Letzte Woche ist mit Eric eine ungewöhnliche neue Netflix-Serie erschienen: Benedict Cumberbatch verkörpert in der 6-teiligen Miniserie einen Puppenspiel-Künstler im New York der 1980er. Als sein Sohn verschwindet und er sich auf die Suche nach ihm begibt, steht ihm plötzlich unerwartet ein imaginäres Monster zur Seite. Es ist die ideale Rolle für den Star, der als Sherlock und Doctor Strange berühmt wurde, weil er seine ikonischen Figuren nun in eine beunruhigende Richtung weiterentwickeln darf.

Benedict Cumberbatch spielt in Netflix' Eric einen etwas anderen Sherlock

Seit seinem Durchbruch mit dem Serienhit Sherlock hat Benedict Cumberbatch sein Rollenbild als arrogantes Genie perfektioniert. Wir kennen und lieben ihn als Privatdetektiv oder Marvel-Zauberer – als Mann, der vollkommen von sich selbst überzeugt ist und Menschen damit vor den Kopf stößt, letztendlich sein Herz aber am rechten Fleck hat. Genau in diese Kerbe scheint auch sein Charakter Vincent in Netflix' Eric zu schlagen.

Good Day Sunshine heißt die Muppets-ähnliche TV-Sendung von Cumberbatchs Serien-Figur Vincent Anderson. Ein Sonnenschein ist der fluchende Kindersendungsschöpfer, der die selbsterklärte kreativste Kraft am Set ist, allerdings weniger. Doch er liebt seinen 9-jährigen Sohn Edgar (Ivan Morris Howe), der zu dem Vater aufsieht und ihm zeichnend nacheifert. Als der Junge auf dem Weg zur Schule spurlos verschwindet, setzt Vincent folglich alles in Bewegung, um Edgar wiederzufinden.

Es ist nicht so, dass Vincent als fehlbare Figur von Anfang an unsympathisch wäre. Es ist vielmehr so, dass jede neu aufgedeckte Facette seines Charakters uns unsere Sympathien für den verzweifelten Vater hinterfragen lässt. Und das verdanken wir sowohl Benedict Cumberbatchs früheren Rollen als auch seinem starken Schauspiel in Eric.
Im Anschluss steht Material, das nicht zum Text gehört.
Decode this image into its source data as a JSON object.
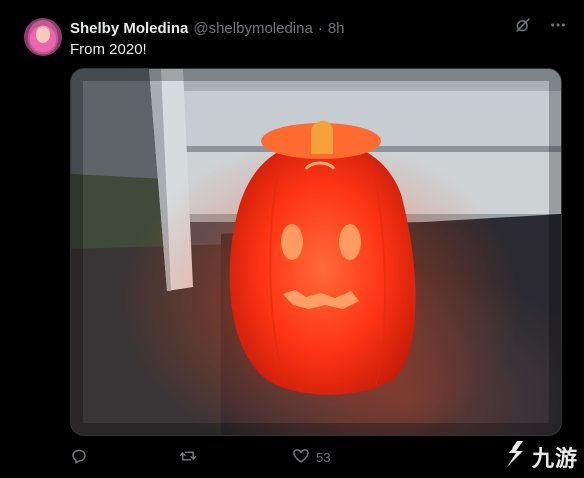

Netflix' Eric offenbart Benedict Cumberbatchs düstere Seite

Alle Rollen, die Cumberbatch je gespielt hat, scheinen auf seinen Vincent in Eric einzuzahlen. Doch es sind vor allem die düsteren Facetten seiner vorigen Figuren, die nun stärker hervortreten: In der Summe ergeben Sherlocks Menschenunkenntnis, Patrick Melroses Drogenkonsum, Doctor Stranges Überheblichkeit, Louis Wains Realitätsverlust und sein The Power of the Dog-Sadismus kein schmeichelhaftes Bild. Sogar seine tiefe Drachenstimme aus Der Hobbit: Smaugs Einöde darf der Star auspacken, um seiner Monsterpuppe die erforderliche Bedrohlichkeit einzuhauchen.

Dass Cumberbatchs Vincent bald auf Schritt und Tritt von der imaginären Kreatur begleitet wird, gibt seiner Figur ohne Frage einen tragischen Anstrich: um seine mentale Gesundheit ist es offenbar nicht gut bestellt. Trotzdem entschuldigt seine Wahnvorstellung sein Verhalten nicht, wenn er alle TV-Ideen seiner Kolleg:innen durch den Dreck zieht und sogar auf hässlichste Weise verbal gegen seinen Sohn austeilt. Hier ist der Schauspieler nicht länger der liebenswürdige Soziopath Sherlock, dem wir zugunsten seiner Kauzigkeit vieles vergeben können.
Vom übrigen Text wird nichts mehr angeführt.